Acolheu-me com alegria de criança, tirada cá para fora pelo sol, criança ardente que não receou interromper o engraxador, nos últimos esmeros do brilho, para se pavonear diante de mim em exibição de elegância:
- Hã? Que tal?
Examinei-o e, ó Céus!, estava de fraque.
- Que é isto? Vai a algum casamento? - perguntei, feliz por encontrar logo o lugar-comum necessário.
E ele, radiante de vida provisória:
- Sou ministro!...Ministro da Instrução. Vou prestar juramento ao Presidente Canto e Castro.
E com a Ilhaneza franca de ministro de 1919, ali na Brasileira, com o sol a parecer mais sol:
- Pedi o fraque emprestado...
Todos, à uma, aplaudiram:
- Fica-lhe como uma luva...Como uma luva!
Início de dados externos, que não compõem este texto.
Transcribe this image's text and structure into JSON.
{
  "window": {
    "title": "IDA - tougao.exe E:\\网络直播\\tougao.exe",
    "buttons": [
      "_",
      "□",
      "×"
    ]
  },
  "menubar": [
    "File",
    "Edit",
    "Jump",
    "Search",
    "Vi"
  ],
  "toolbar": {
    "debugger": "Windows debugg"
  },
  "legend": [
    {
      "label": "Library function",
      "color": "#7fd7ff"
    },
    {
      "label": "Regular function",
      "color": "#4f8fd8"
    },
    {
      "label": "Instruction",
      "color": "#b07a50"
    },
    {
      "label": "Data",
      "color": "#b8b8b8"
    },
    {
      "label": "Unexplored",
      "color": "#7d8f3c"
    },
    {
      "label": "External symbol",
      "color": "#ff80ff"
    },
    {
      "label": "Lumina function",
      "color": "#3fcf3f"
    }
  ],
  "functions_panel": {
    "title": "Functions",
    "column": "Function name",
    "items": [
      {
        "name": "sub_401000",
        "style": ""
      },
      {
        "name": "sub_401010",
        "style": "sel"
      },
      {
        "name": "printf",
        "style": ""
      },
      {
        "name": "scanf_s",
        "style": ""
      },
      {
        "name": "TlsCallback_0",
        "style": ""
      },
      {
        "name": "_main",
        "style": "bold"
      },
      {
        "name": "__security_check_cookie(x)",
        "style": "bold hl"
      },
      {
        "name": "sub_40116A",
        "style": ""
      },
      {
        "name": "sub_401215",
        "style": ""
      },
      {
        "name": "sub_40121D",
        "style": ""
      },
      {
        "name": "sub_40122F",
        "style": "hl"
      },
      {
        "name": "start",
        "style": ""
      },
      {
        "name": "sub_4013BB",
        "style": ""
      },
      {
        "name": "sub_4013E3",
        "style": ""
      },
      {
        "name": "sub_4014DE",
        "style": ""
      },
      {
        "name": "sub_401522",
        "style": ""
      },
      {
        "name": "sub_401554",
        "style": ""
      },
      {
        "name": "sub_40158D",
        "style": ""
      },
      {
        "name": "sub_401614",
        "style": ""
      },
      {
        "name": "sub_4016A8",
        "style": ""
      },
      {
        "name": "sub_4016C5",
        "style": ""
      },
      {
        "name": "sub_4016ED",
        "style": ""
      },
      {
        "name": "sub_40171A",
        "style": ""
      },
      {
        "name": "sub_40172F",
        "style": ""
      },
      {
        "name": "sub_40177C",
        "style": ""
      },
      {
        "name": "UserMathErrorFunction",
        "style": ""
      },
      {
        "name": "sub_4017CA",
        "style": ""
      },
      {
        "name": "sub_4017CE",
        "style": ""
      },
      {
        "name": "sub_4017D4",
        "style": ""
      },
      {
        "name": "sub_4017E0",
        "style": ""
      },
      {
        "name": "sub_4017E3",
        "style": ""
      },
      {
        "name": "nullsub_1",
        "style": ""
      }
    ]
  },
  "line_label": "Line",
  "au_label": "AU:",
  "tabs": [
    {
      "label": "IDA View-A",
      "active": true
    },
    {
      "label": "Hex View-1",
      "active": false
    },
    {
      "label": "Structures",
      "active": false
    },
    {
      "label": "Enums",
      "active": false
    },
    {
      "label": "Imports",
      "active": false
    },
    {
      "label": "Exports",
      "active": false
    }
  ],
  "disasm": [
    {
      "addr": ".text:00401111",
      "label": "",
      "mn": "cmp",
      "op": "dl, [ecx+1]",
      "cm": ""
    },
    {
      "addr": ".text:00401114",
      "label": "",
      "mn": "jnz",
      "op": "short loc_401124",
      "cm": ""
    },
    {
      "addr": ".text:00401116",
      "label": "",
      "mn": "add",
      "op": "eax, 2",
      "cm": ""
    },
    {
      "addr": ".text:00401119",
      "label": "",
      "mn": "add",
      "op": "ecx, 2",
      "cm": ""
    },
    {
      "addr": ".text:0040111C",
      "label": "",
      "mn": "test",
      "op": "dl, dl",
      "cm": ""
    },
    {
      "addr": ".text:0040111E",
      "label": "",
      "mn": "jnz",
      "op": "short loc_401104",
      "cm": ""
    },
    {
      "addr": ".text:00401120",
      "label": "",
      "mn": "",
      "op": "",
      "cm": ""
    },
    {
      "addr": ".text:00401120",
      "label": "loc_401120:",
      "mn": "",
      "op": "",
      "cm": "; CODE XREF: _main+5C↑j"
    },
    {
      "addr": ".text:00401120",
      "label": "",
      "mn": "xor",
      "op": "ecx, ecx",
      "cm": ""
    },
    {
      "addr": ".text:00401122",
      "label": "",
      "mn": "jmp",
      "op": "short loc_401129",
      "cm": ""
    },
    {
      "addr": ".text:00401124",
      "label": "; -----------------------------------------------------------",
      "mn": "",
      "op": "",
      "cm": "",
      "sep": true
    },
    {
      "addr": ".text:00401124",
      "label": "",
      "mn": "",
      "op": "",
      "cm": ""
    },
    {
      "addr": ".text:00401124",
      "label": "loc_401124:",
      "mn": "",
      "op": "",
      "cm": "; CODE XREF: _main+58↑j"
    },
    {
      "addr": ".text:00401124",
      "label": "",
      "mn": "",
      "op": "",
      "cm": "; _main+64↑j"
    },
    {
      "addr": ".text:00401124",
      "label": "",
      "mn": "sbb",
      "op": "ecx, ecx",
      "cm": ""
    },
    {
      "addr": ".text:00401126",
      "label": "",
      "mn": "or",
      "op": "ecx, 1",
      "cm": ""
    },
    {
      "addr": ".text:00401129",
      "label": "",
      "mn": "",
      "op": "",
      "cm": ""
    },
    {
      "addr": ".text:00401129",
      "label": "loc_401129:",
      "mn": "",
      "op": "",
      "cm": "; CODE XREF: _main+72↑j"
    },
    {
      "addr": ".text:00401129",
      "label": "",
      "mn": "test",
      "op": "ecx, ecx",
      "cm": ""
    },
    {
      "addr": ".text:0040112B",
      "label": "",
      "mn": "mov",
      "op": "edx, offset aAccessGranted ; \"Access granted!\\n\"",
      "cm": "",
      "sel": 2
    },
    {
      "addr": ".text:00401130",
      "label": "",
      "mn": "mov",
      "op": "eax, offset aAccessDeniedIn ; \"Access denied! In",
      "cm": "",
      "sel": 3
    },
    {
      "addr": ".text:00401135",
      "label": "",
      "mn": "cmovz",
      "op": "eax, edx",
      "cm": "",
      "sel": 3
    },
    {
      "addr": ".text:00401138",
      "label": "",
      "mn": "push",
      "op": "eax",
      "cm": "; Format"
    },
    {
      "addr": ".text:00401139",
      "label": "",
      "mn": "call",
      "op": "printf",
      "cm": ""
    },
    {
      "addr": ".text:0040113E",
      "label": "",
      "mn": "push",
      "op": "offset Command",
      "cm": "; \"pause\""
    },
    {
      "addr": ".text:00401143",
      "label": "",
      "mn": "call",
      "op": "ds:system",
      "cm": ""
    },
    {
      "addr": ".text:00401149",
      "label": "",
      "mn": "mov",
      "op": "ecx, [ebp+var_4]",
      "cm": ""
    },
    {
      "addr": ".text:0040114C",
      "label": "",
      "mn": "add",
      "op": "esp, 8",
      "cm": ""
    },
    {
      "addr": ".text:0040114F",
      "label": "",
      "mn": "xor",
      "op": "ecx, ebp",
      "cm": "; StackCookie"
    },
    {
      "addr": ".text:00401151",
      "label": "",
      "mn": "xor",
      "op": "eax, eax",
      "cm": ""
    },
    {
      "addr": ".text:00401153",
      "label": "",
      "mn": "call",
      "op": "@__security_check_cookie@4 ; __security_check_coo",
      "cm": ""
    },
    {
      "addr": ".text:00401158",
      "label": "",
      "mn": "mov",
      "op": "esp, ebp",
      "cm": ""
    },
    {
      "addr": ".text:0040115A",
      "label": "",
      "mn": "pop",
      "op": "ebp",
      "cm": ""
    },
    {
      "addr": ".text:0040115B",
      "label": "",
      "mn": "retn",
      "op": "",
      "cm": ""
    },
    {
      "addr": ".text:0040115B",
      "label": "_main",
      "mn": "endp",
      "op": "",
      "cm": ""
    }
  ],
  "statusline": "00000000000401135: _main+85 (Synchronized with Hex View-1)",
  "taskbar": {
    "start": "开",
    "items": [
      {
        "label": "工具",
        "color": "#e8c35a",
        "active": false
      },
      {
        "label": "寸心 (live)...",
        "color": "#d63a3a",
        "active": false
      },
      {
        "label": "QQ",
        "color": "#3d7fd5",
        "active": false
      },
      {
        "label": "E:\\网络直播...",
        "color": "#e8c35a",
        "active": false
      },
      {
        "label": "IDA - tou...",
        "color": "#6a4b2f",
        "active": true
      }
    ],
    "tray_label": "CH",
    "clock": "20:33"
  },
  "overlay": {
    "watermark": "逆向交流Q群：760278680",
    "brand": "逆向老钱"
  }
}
Leonardo mirou-se no largo espelho cívico da Brasileira (que bom haver copos, fraques e amigos!):
- Como uma luva.
E sentou-se de novo, a recomendar ao engraxador:
- Puxe-lhe bem esse lustro, cidadão!
- Qual é o seu programa?...- interroguei-o, tímido, quase com voz secreta.
E ele, desvanecido com o destino, tom levemente irónico de não acreditar que pudesse reprincipiar o mundo sem serpentes nas árvores:
- Acabar com a Universidade de Coimbra."